For many individuals experiencing symptoms of anxiety, it can be helpful to provide some explanation of the parts of the brain that play a role in anxious responses. Many individuals voice frustration about their anxiety experience, stating “Why do I even react like this?” or “I can’t make it stop.”
Through an understanding of the mechanisms of the brain that are involved in anxious reactions, it can support engagement in using tools and techniques to help change these reactions and reduce feelings of anxiety.
‘Fear Center’ of your Brain
Scientists have found that one of the main players in your brain when anxious is your Amygdala. This tiny part of your brain is considered by some as the “fear center” of the brain that is responsible for how humans respond when feeling fear and subsequently anxiety. Studies have found that reactivity in the Amygdala was positively correlated with anticipatory anxiety (Foster, Novick, Scholl, and Watt, 2012).
Additionally, MRI scans have also shown that “individuals with Generalized Anxiety Disorder exhibited over-engagement of the Amygdala and frontal region during viewing of negative images” (Fitzgerald, Phan, Kennedy, Shankman, Langenecker, and Klumpp, 2017). The amygdala is the part of the brain that triggers the well-known “Fight or Flight” response in reaction to perceptions of danger and is thus a large player in the process of changing responses to anxiety when triggered.
In the case of anxiety disorders, the overactivity of the amygdala plays a role in experiencing physiological responses, such as shortness of breath, heart racing, or nausea, in response to feelings of excessive worry or panic in situations regardless of actual threat to safety. Unfortunately, the Amygdala is not able to distinguish between an actual threat – a car speeding toward you – and a perceived threat – an upcoming important presentation at work.
Stress affects the Cortex
One of the other parts of the brain contributing to anxiety reactions is the Cortex. This part of the brain is responsible for planning, decision making, predicting consequences, and moderating social behavior. In some ways, this is the “thinking” part of the brain that helps humans to evaluate cost/benefits of decisions, recognize the best next steps to take, and evaluate choices in terms of reasoning and morals.
Research has shown that individuals who had experienced chronic or acute stress have reduced ability for behavioral flexibility associated with the Prefrontal Cortex. Research has also shown that anxious individuals favor negative interpretations of neutral or ambiguous stimuli (Park & Mohaddam, 2017). Due to these changes in the brain’s ability to process experiences and responses accurately through the Cortex, individuals with anxiety disorders experience symptoms such as difficulty concentrating, racing thoughts, and overanalyzing.
Research showed that anxiety is associated with increased expectation of negative outcomes in decision-making involving risk or ambiguity (Park & Mohaddam, 2017). For individuals with anxiety disorders, this may be experienced through excessive worry thoughts or “always thinking of worst-case scenario.”
Deep breathing and mindfulness
Thankfully, there are tools and skills that can be learned to help change reactions to triggers and reduce the severity of anxious responses.

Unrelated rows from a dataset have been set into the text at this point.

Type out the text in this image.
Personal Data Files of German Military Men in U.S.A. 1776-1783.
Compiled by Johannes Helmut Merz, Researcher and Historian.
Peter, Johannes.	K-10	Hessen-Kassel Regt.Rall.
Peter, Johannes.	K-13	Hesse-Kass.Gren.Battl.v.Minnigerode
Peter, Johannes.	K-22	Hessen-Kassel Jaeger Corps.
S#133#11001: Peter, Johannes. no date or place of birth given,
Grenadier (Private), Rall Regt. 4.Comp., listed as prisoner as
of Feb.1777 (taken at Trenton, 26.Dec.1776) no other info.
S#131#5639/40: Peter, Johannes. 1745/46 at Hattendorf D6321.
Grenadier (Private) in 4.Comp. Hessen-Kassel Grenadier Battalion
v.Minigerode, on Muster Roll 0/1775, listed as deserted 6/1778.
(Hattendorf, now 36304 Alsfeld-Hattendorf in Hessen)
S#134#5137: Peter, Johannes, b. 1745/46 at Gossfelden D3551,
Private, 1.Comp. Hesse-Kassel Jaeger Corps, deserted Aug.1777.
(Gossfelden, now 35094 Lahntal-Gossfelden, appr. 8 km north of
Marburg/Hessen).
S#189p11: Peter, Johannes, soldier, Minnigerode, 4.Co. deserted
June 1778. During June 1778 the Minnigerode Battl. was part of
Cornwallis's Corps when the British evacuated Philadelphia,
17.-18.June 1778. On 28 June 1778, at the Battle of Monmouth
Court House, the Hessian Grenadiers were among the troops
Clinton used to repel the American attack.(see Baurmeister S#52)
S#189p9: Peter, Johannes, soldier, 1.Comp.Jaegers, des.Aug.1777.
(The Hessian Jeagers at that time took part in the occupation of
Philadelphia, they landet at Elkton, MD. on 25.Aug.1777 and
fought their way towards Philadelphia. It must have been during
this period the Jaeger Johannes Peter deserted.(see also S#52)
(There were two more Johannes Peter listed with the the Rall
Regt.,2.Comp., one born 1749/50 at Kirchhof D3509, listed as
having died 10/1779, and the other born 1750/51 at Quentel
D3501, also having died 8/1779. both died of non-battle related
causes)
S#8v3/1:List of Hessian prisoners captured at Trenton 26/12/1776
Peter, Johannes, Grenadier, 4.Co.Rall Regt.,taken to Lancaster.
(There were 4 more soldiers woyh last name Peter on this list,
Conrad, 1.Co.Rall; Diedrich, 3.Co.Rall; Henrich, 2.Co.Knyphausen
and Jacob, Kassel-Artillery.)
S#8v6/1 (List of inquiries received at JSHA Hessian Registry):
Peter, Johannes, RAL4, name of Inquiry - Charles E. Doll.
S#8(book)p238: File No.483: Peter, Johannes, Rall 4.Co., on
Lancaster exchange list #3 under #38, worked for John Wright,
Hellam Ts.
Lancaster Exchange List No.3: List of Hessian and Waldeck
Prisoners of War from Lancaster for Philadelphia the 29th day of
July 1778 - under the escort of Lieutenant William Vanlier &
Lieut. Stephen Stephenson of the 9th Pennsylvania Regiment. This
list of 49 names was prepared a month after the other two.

These tools can support experiential learning that can help to change brain responses to stress, anxiety, and fear. Techniques such as deep breathing, mindfulness, and evaluating worry thoughts can help to calm the amygdala and cortex when responding to stress.
There are also medication options for treatment of anxiety to calm anxious reactions. If you believe that your anxiety or fear reactions are negatively impacting your daily life, it can be beneficial to reach out to a treatment provider, such as a Therapist or Psychiatrist, for assistance with managing these symptoms and learning skills to reduce your level of anxiety.
There is hope in knowing that the brain has the ability to change and adapt to develop new ways of responding to help individuals find a more calm state of mind and overall wellbeing. As we believe at MindPath, Healthcare begins with Mindcare.